Work, Gratitude and ‘the Good Immigrant’: Rereading Andrea Levy’s Every Light in the House Burnin’ (1994) and Never Far From Nowhere (1996) after the Windrush Scandal

Authors

  • Fiona Tolan Liverpool John Moores University

Keywords:

Andrea Levy, the good immigrant, Windrush Scandal, work, education

Abstract

In Levy’s early novels, first generation immigrants attempt to secure their status as good citizens through employment; work is a means of integration, respectability, and a badge of self-sufficiency, while education is a route to class mobility for their children.

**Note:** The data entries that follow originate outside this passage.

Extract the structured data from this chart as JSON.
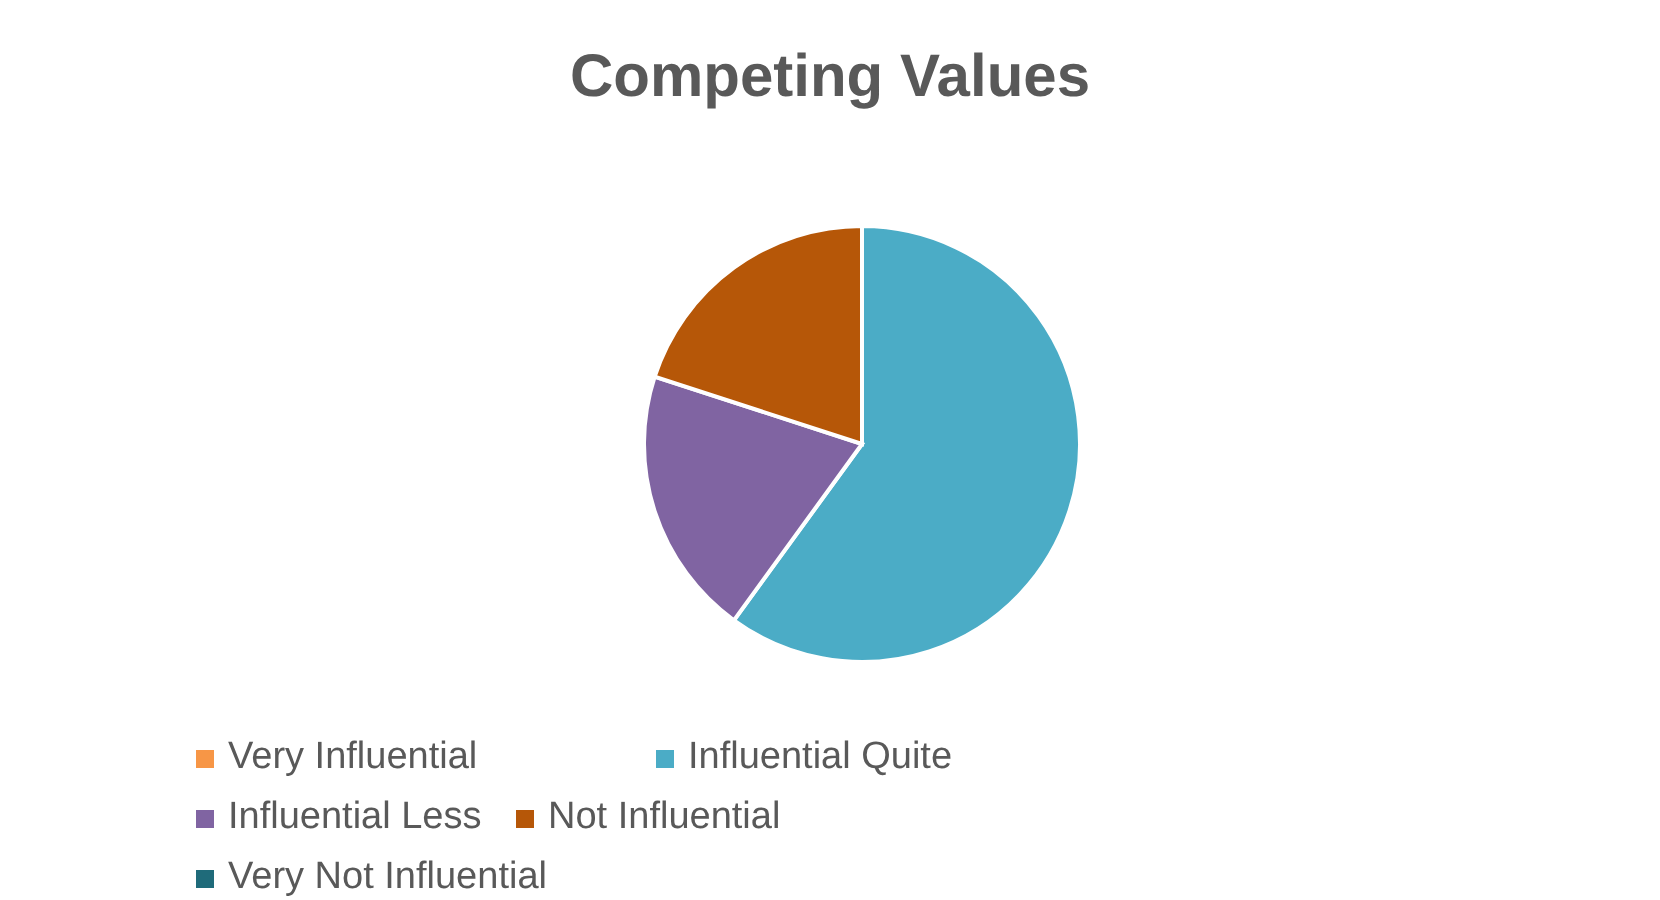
{
  "chart_data": {
    "type": "pie",
    "title": "Competing Values",
    "categories": [
      "Very Influential",
      "Influential Quite",
      "Influential Less",
      "Not Influential",
      "Very Not Influential"
    ],
    "values": [
      0,
      60,
      20,
      20,
      0
    ],
    "colors": [
      "#f79646",
      "#4bacc6",
      "#8064a2",
      "#b65708",
      "#1f6b7a"
    ],
    "legend": "bottom"
  }
}
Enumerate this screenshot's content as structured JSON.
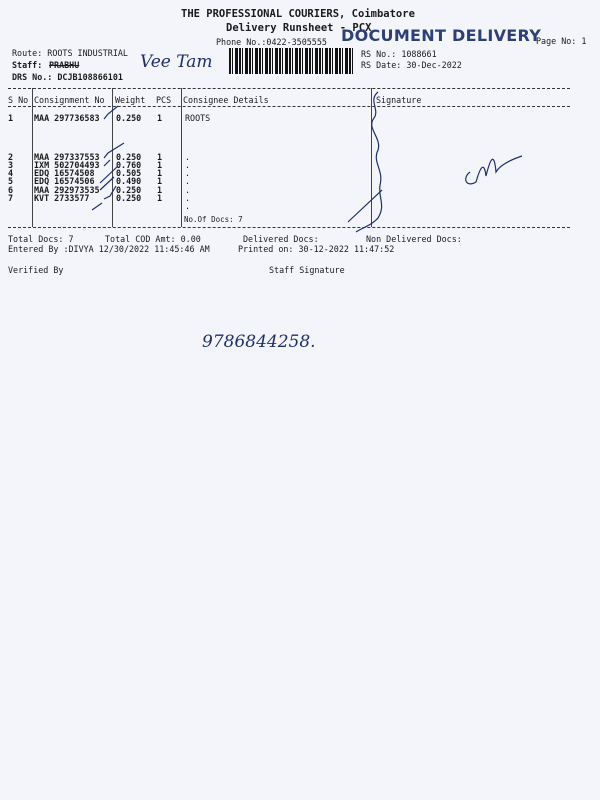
{
  "header": {
    "company": "THE PROFESSIONAL COURIERS, Coimbatore",
    "title": "Delivery Runsheet - PCX",
    "phone": "Phone No.:0422-3505555",
    "stamp": "DOCUMENT DELIVERY",
    "page_no": "Page No: 1",
    "rs_no": "RS No.: 1088661",
    "rs_date": "RS Date: 30-Dec-2022",
    "route": "Route: ROOTS INDUSTRIAL",
    "staff_label": "Staff:",
    "staff": "PRABHU",
    "staff_handwritten": "Vee Tam",
    "drs_no": "DRS No.: DCJB108866101"
  },
  "table": {
    "columns": [
      "S No",
      "Consignment No",
      "Weight",
      "PCS",
      "Consignee Details",
      "Signature"
    ],
    "rows": [
      {
        "sno": "1",
        "cons": "MAA 297736583",
        "weight": "0.250",
        "pcs": "1",
        "details": "ROOTS"
      },
      {
        "sno": "2",
        "cons": "MAA 297337553",
        "weight": "0.250",
        "pcs": "1",
        "details": "."
      },
      {
        "sno": "3",
        "cons": "IXM 502704493",
        "weight": "0.760",
        "pcs": "1",
        "details": "."
      },
      {
        "sno": "4",
        "cons": "EDQ 16574508",
        "weight": "0.505",
        "pcs": "1",
        "details": "."
      },
      {
        "sno": "5",
        "cons": "EDQ 16574506",
        "weight": "0.490",
        "pcs": "1",
        "details": "."
      },
      {
        "sno": "6",
        "cons": "MAA 292973535",
        "weight": "0.250",
        "pcs": "1",
        "details": "."
      },
      {
        "sno": "7",
        "cons": "KVT 2733577",
        "weight": "0.250",
        "pcs": "1",
        "details": "."
      }
    ],
    "no_of_docs": "No.Of Docs: 7"
  },
  "footer": {
    "total_docs": "Total Docs:   7",
    "total_cod": "Total COD Amt:    0.00",
    "delivered": "Delivered Docs:",
    "non_delivered": "Non Delivered Docs:",
    "entered_by": "Entered By :DIVYA 12/30/2022 11:45:46 AM",
    "printed_on": "Printed on: 30-12-2022 11:47:52",
    "verified_by": "Verified By",
    "staff_signature": "Staff Signature"
  },
  "handwritten_phone": "9786844258."
}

Written more than twenty years before the Windrush scandal broke, these works foreshadow the British State’s betrayal of the Windrush generation and are sceptical of the promise that respectable work leads to acceptance and equality in British society. Levy interrogates the figure of ‘the good immigrant’ and exposes the precarity of her Windrush generation protagonists. Where older characters keep their heads down, their British-born children – following Sara Ahmed’s analysis of happiness as a principle ‘used to justify oppression’ – assert their right to be ungrateful and unhappy, just like anyone else. Returning to these works in the light of the Windrush scandal, I examine Levy’s early preoccupation with the same anxieties around the figure of the needy, unworthy immigrant she later raises in ‘Loose Change’. I focus specifically on the role of work and education in the immigrant experience and argue that Levy’s early 1990s works speak directly to urgent questions, highlighted by the Windrush scandal, around national identity and belonging.

Author Biography

Fiona Tolan, Liverpool John Moores University

Fiona Tolan is Senior Lecturer in English at Liverpool John Moores University, UK. She is author of Margaret Atwood: Feminism and Fiction (2007), New Directions: Writing Post-1990 (2010), and The Fiction of Margaret Atwood: A Reader’s Guide to Essential Criticism (forthcoming). She has published articles on Doris Lessing, Zadie Smith, Alice Munro, Carol Shields, and others. She is currently co-editing with Rachel Carroll The Routledge Companion to Literature and Feminism and writing a monograph on The Politics of Cleaning in Post-War Women’s Writing.